When Alexander Pichushkin was arrested in Moscow in 2006 for 49 murders and three attempted murders, he asked the court to add 11 more counts to the charges against him. His mysterious reason for wanting to raise the tally to 63 became clear when the police found a chessboard at his home with all but one of the squares filled in with the dates of his crimes. Soon after, the press and public dubbed him “The Chessboard Killer,” and his fondness for chess provided a helpful clue into his particular madness. While he’d murdered his first victim when he was 18, Pichushkin started his killing spree in 2001, five years before he was arrested. As a supermarket clerk who spent his free time playing chess under the leafy trees of Moscow's Bitsevsky Park, Pichushkin often invited older, homeless men to play chess with him before violently beating them to death with a hammer.

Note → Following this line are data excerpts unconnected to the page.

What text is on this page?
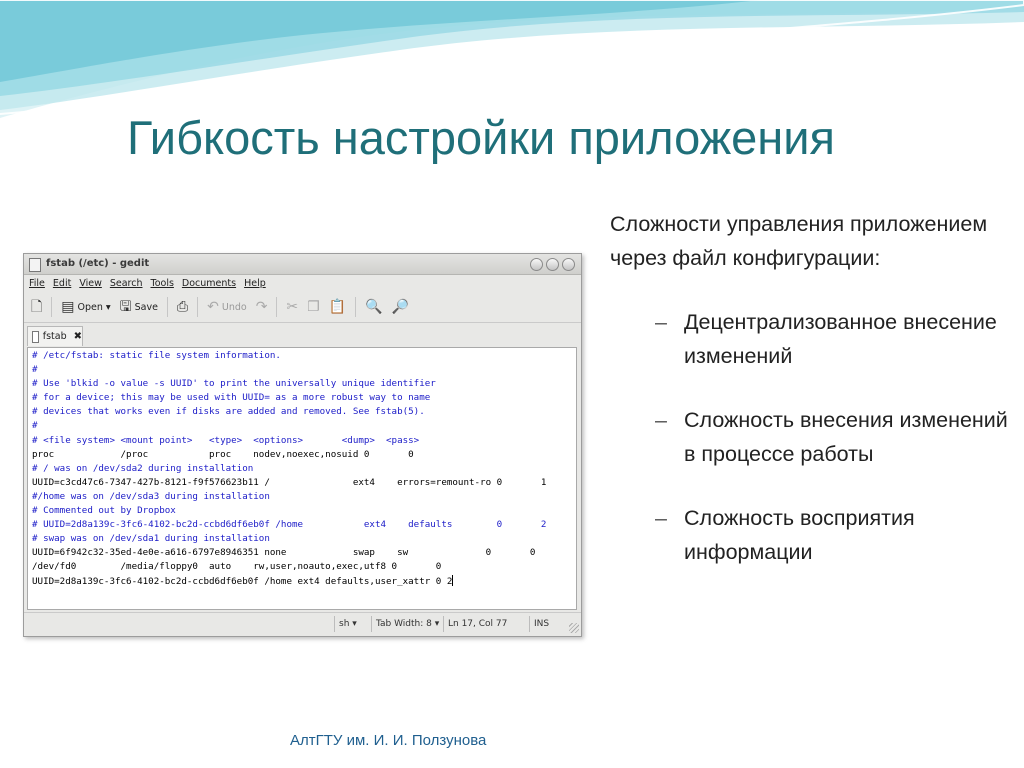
Гибкость настройки приложения

Сложности управления приложением через файл конфигурации:

– Децентрализованное внесение изменений
– Сложность внесения изменений в процессе работы
– Сложность восприятия информации
fstab (/etc) - gedit
File Edit View Search Tools Documents Help
🗋 ▤ Open ▾ 🖫 Save ⎙ ↶ Undo ↷ ✂ ❐ 📋 🔍 🔎
fstab ✖
# /etc/fstab: static file system information.
#
# Use 'blkid -o value -s UUID' to print the universally unique identifier
# for a device; this may be used with UUID= as a more robust way to name
# devices that works even if disks are added and removed. See fstab(5).
#
# <file system> <mount point>   <type>  <options>       <dump>  <pass>
proc            /proc           proc    nodev,noexec,nosuid 0       0
# / was on /dev/sda2 during installation
UUID=c3cd47c6-7347-427b-8121-f9f576623b11 /               ext4    errors=remount-ro 0       1
#/home was on /dev/sda3 during installation
# Commented out by Dropbox
# UUID=2d8a139c-3fc6-4102-bc2d-ccbd6df6eb0f /home           ext4    defaults        0       2
# swap was on /dev/sda1 during installation
UUID=6f942c32-35ed-4e0e-a616-6797e8946351 none            swap    sw              0       0
/dev/fd0        /media/floppy0  auto    rw,user,noauto,exec,utf8 0       0
UUID=2d8a139c-3fc6-4102-bc2d-ccbd6df6eb0f /home ext4 defaults,user_xattr 0 2
sh
▾ Tab Width: 8
▾ Ln 17, Col 77	INS
АлтГТУ им. И. И. Ползунова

Some forensic psychiatrists imagined a link between these old men and his grandfather, the man who first taught him to play chess and whose death may have been the trauma that push him over the edge. For others the game of chess itself sheds light on Pichushkin’s sociopathic behavior. Pichushkin was “detached from human beings,” explained psychoanalyst Tatyana Drusinova. “Human beings were no more than wooden dolls, like chess pieces, to him."